Ekonomi, istikrar ve çöküş
22 Temmuz 2007 genel seçim kampanyasını hatırlayın. AKP seçmenin karşısına "İstikrar Bozulmasın" söylemiyle çıkmıştı. İstikrar bozulmasın, diye yola çıktıklarında ekonomik büyüme, enflasyon, işsizlik rakamları istatistik oyunları ile dengede gösterilmeye çalışılıyordu. Ancak bütçe dengesi, cari açık verileri geçmiş yıllara göre çok ama çok kötüydü. Devletin borç batağında olması bir tarafa, vatandaşın tüketici kredileriyle ve kredi kartı borçlarıyla, başı beladaydı.
Vatandaşa sürekli aba altından sopa gösteriliyordu. ‘Dikkat et! Döviz fiyatları artarsa istikrar bozulur, o zaman borcunuzu da ödeyemez hale gelirsiniz’ diyorlardı.
Bu ikaz aslında hükümet olarak kendilerine dünya para babaları tarafından yapılan ikazın bir benzeriydi. Hükümet icraatlarıyla sosyal, siyasal ve hatta ulusal güvenlik konularında taviz üstüne taviz veriyordu.
…
Avrupa devletleri ekonomik olarak iflas ederken sosyal patlamalar da yaşadılar. Ülkemizde ise krizi ötelemek, günü geçirmek adına yabancı sermayeyi piyasalarda tutabilmek üzerine politikalar uygulandı. Ancak ‘el atına binen çabuk iner’ derler.
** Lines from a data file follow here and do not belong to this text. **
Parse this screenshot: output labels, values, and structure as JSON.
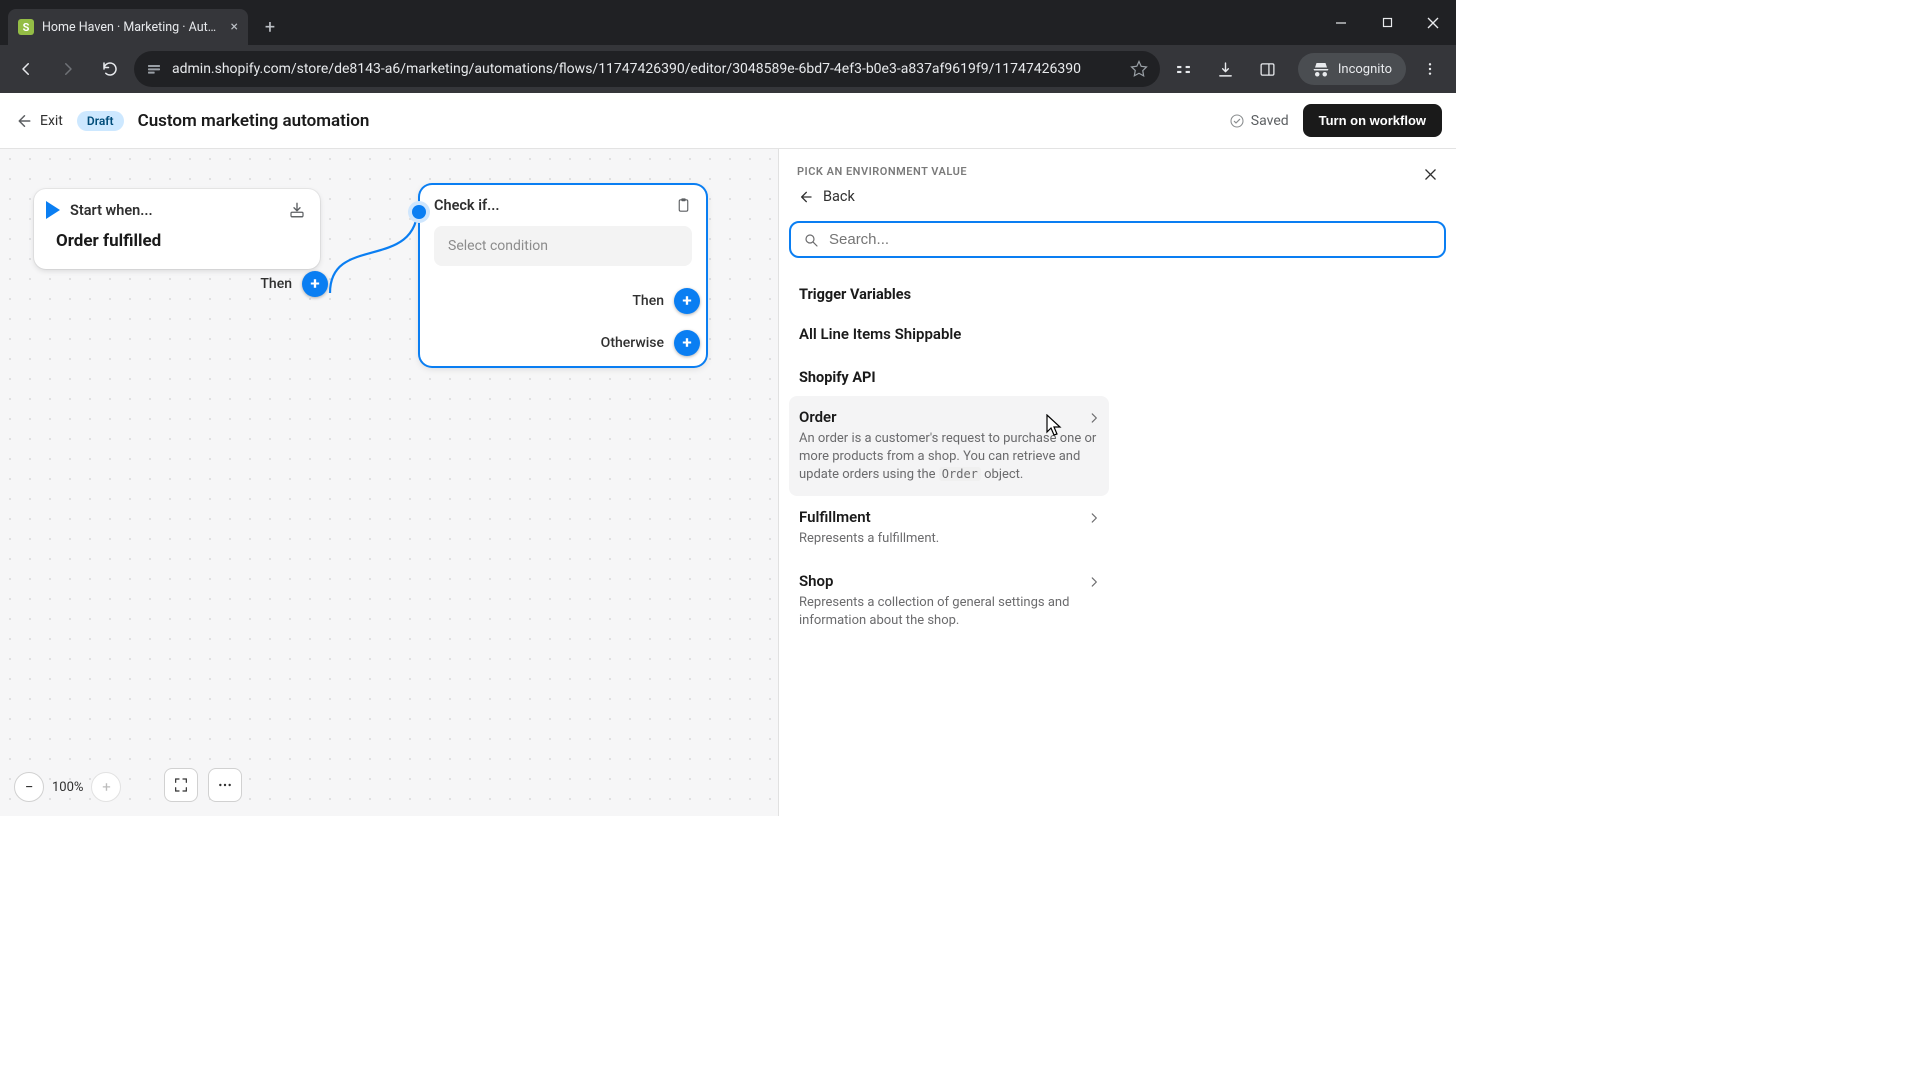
{
  "browser": {
    "tab_title": "Home Haven · Marketing · Aut…",
    "url": "admin.shopify.com/store/de8143-a6/marketing/automations/flows/11747426390/editor/3048589e-6bd7-4ef3-b0e3-a837af9619f9/11747426390",
    "incognito_label": "Incognito"
  },
  "appbar": {
    "exit": "Exit",
    "badge": "Draft",
    "title": "Custom marketing automation",
    "saved": "Saved",
    "primary": "Turn on workflow"
  },
  "canvas": {
    "start_head": "Start when...",
    "start_trigger": "Order fulfilled",
    "start_then": "Then",
    "check_head": "Check if...",
    "check_placeholder": "Select condition",
    "check_then": "Then",
    "check_otherwise": "Otherwise",
    "zoom": "100%"
  },
  "panel": {
    "kicker": "PICK AN ENVIRONMENT VALUE",
    "back": "Back",
    "search_placeholder": "Search...",
    "section_trigger": "Trigger Variables",
    "item_all_line": "All Line Items Shippable",
    "section_api": "Shopify API",
    "order_title": "Order",
    "order_desc_pre": "An order is a customer's request to purchase one or more products from a shop. You can retrieve and update orders using the ",
    "order_code": "Order",
    "order_desc_post": " object.",
    "fulfillment_title": "Fulfillment",
    "fulfillment_desc": "Represents a fulfillment.",
    "shop_title": "Shop",
    "shop_desc": "Represents a collection of general settings and information about the shop."
  }
}
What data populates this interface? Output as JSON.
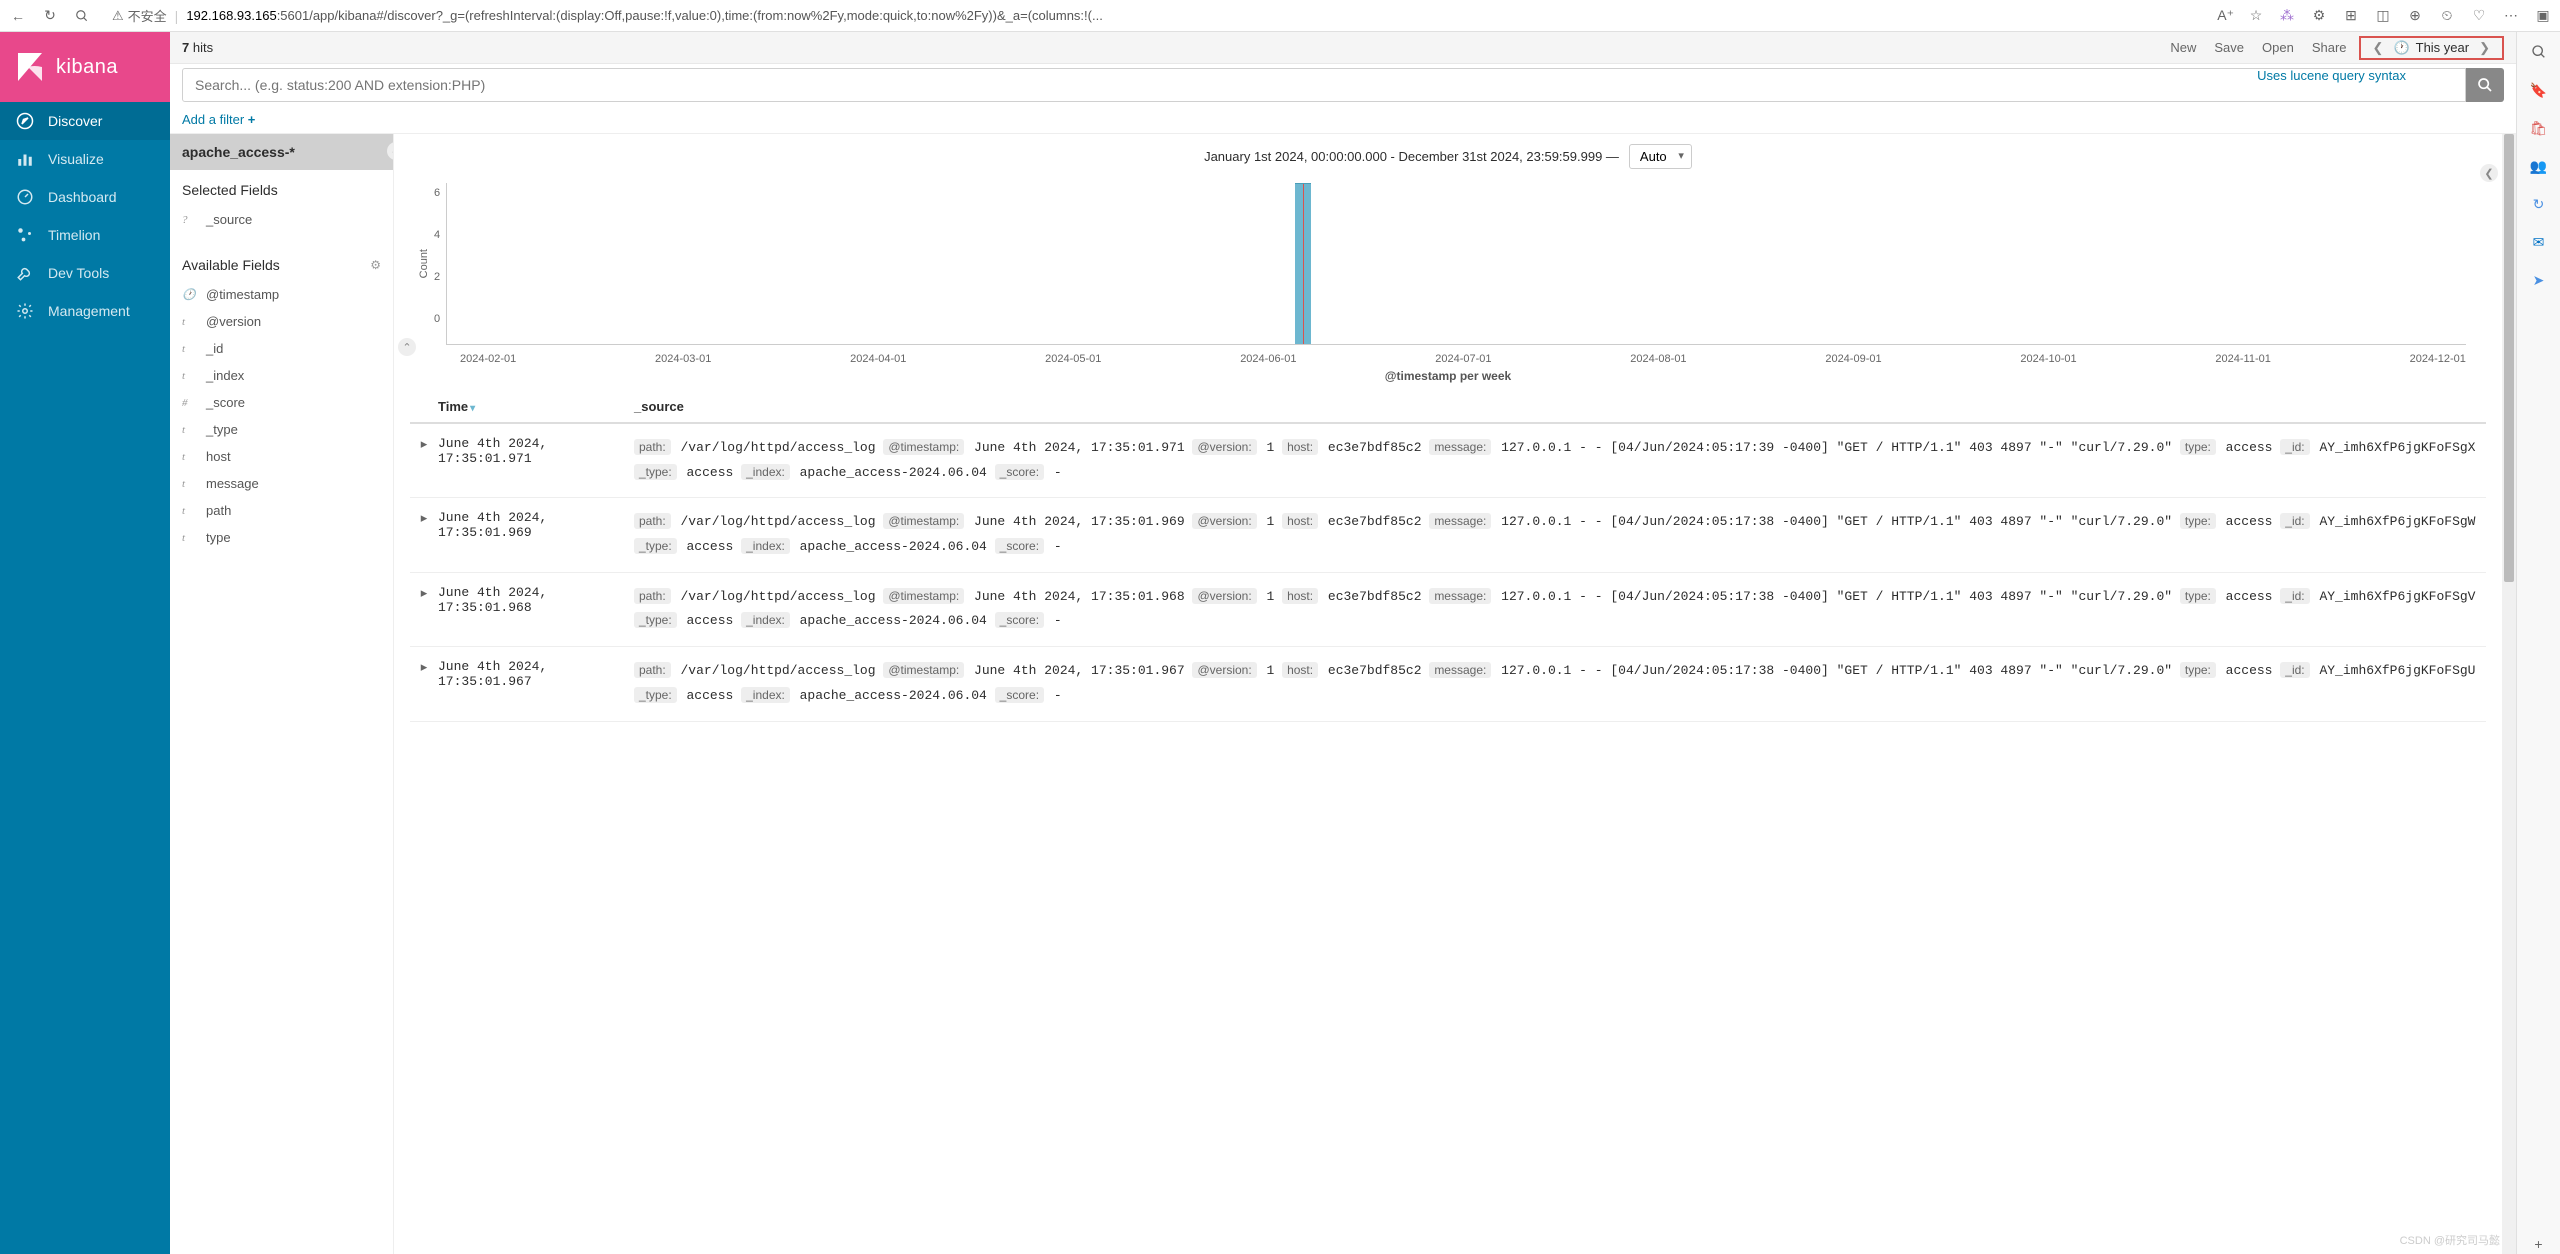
{
  "browser": {
    "security_label": "不安全",
    "url_host": "192.168.93.165",
    "url_path": ":5601/app/kibana#/discover?_g=(refreshInterval:(display:Off,pause:!f,value:0),time:(from:now%2Fy,mode:quick,to:now%2Fy))&_a=(columns:!(..."
  },
  "kibana": {
    "logo_text": "kibana",
    "nav": [
      {
        "label": "Discover",
        "icon": "compass"
      },
      {
        "label": "Visualize",
        "icon": "bar-chart"
      },
      {
        "label": "Dashboard",
        "icon": "gauge"
      },
      {
        "label": "Timelion",
        "icon": "clock-scatter"
      },
      {
        "label": "Dev Tools",
        "icon": "wrench"
      },
      {
        "label": "Management",
        "icon": "gear"
      }
    ]
  },
  "topbar": {
    "hit_number": "7",
    "hit_label": " hits",
    "actions": [
      "New",
      "Save",
      "Open",
      "Share"
    ],
    "time_label": "This year"
  },
  "search": {
    "placeholder": "Search... (e.g. status:200 AND extension:PHP)",
    "lucene_hint": "Uses lucene query syntax"
  },
  "filter": {
    "add_label": "Add a filter "
  },
  "index": {
    "pattern": "apache_access-*"
  },
  "fields": {
    "selected_title": "Selected Fields",
    "selected": [
      {
        "type": "?",
        "name": "_source"
      }
    ],
    "available_title": "Available Fields",
    "available": [
      {
        "type": "clock",
        "name": "@timestamp"
      },
      {
        "type": "t",
        "name": "@version"
      },
      {
        "type": "t",
        "name": "_id"
      },
      {
        "type": "t",
        "name": "_index"
      },
      {
        "type": "#",
        "name": "_score"
      },
      {
        "type": "t",
        "name": "_type"
      },
      {
        "type": "t",
        "name": "host"
      },
      {
        "type": "t",
        "name": "message"
      },
      {
        "type": "t",
        "name": "path"
      },
      {
        "type": "t",
        "name": "type"
      }
    ]
  },
  "timerange": {
    "label": "January 1st 2024, 00:00:00.000 - December 31st 2024, 23:59:59.999 —",
    "interval": "Auto"
  },
  "chart_data": {
    "type": "bar",
    "ylabel": "Count",
    "xlabel": "@timestamp per week",
    "y_ticks": [
      "6",
      "4",
      "2",
      "0"
    ],
    "x_ticks": [
      "2024-02-01",
      "2024-03-01",
      "2024-04-01",
      "2024-05-01",
      "2024-06-01",
      "2024-07-01",
      "2024-08-01",
      "2024-09-01",
      "2024-10-01",
      "2024-11-01",
      "2024-12-01"
    ],
    "bars": [
      {
        "x": "2024-06-01",
        "value": 7,
        "pos_pct": 42
      }
    ],
    "ylim": [
      0,
      7
    ]
  },
  "table": {
    "col_time": "Time",
    "col_source": "_source",
    "rows": [
      {
        "time": "June 4th 2024, 17:35:01.971",
        "fields": {
          "path": "/var/log/httpd/access_log",
          "@timestamp": "June 4th 2024, 17:35:01.971",
          "@version": "1",
          "host": "ec3e7bdf85c2",
          "message": "127.0.0.1 - - [04/Jun/2024:05:17:39 -0400] \"GET / HTTP/1.1\" 403 4897 \"-\" \"curl/7.29.0\"",
          "type": "access",
          "_id": "AY_imh6XfP6jgKFoFSgX",
          "_type": "access",
          "_index": "apache_access-2024.06.04",
          "_score": "-"
        }
      },
      {
        "time": "June 4th 2024, 17:35:01.969",
        "fields": {
          "path": "/var/log/httpd/access_log",
          "@timestamp": "June 4th 2024, 17:35:01.969",
          "@version": "1",
          "host": "ec3e7bdf85c2",
          "message": "127.0.0.1 - - [04/Jun/2024:05:17:38 -0400] \"GET / HTTP/1.1\" 403 4897 \"-\" \"curl/7.29.0\"",
          "type": "access",
          "_id": "AY_imh6XfP6jgKFoFSgW",
          "_type": "access",
          "_index": "apache_access-2024.06.04",
          "_score": "-"
        }
      },
      {
        "time": "June 4th 2024, 17:35:01.968",
        "fields": {
          "path": "/var/log/httpd/access_log",
          "@timestamp": "June 4th 2024, 17:35:01.968",
          "@version": "1",
          "host": "ec3e7bdf85c2",
          "message": "127.0.0.1 - - [04/Jun/2024:05:17:38 -0400] \"GET / HTTP/1.1\" 403 4897 \"-\" \"curl/7.29.0\"",
          "type": "access",
          "_id": "AY_imh6XfP6jgKFoFSgV",
          "_type": "access",
          "_index": "apache_access-2024.06.04",
          "_score": "-"
        }
      },
      {
        "time": "June 4th 2024, 17:35:01.967",
        "fields": {
          "path": "/var/log/httpd/access_log",
          "@timestamp": "June 4th 2024, 17:35:01.967",
          "@version": "1",
          "host": "ec3e7bdf85c2",
          "message": "127.0.0.1 - - [04/Jun/2024:05:17:38 -0400] \"GET / HTTP/1.1\" 403 4897 \"-\" \"curl/7.29.0\"",
          "type": "access",
          "_id": "AY_imh6XfP6jgKFoFSgU",
          "_type": "access",
          "_index": "apache_access-2024.06.04",
          "_score": "-"
        }
      }
    ]
  },
  "watermark": "CSDN @研究司马懿"
}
Adeta vücudumuzda dolaşan yabancı kandı; bünye kendi kanını üretemediği için sürekli dışardan taze kana ihtiyacı vardı. AKP hükümeti organizmayı kendi başına hayatını sürdürecek konuma getirecek tedbirlerden ziyade sürekli dışarıya mahkûm halde tutmayı tercih etti. Çözüm ortakları olan kuruluşlar ve devletler AKP hükümetini kendi menfaatlerine göre yönlendirdiler.
…
Ekonomi yönetiminin aldığı bütün tedbirlere rağmen Türkiye ‘kırılgan beşli’ diye adlandırılan ülkeler arasında sayıldı. Hükümet ise yandaş basın yayın ile olumsuz makro ve mikroekonomik verileri gizleme taktiği uyguladı. İflas eden kişi ve kurumlar, sanki herkes başarılı da bir kendisi başarısızmış psikolojisine itildi. Bıçak sırtında giden pembe ekonomik denge hali ABD merkez bankası FED’in, 22 Mayıs’taki ‘tahvil alımını yakın dönemde azaltabiliriz.’ açıklamasından sonra dengesini kaybetmeye başladı. Öyle ki, bu tarihten itibaren Türk Lirası, Endonezya, Arjantin para birimlerinden sonra en çok değer kaybeden üçüncü para birimi oldu.
...
Nihayet beklenen gün geldi.
Fed tahvil alımını azalttı. Piyasalar daha az fonlanmaya başlandı. Piyasalarda doların azalması dünya çapında kıymetinin artmasına yol açtı. Milli ekonomisi olmayan, dış sermayeye ihtiyacı olan piyasalardan para dışarı kaçmaya başladı. İşte öteden beri korkulan gün, gelip çatmıştı.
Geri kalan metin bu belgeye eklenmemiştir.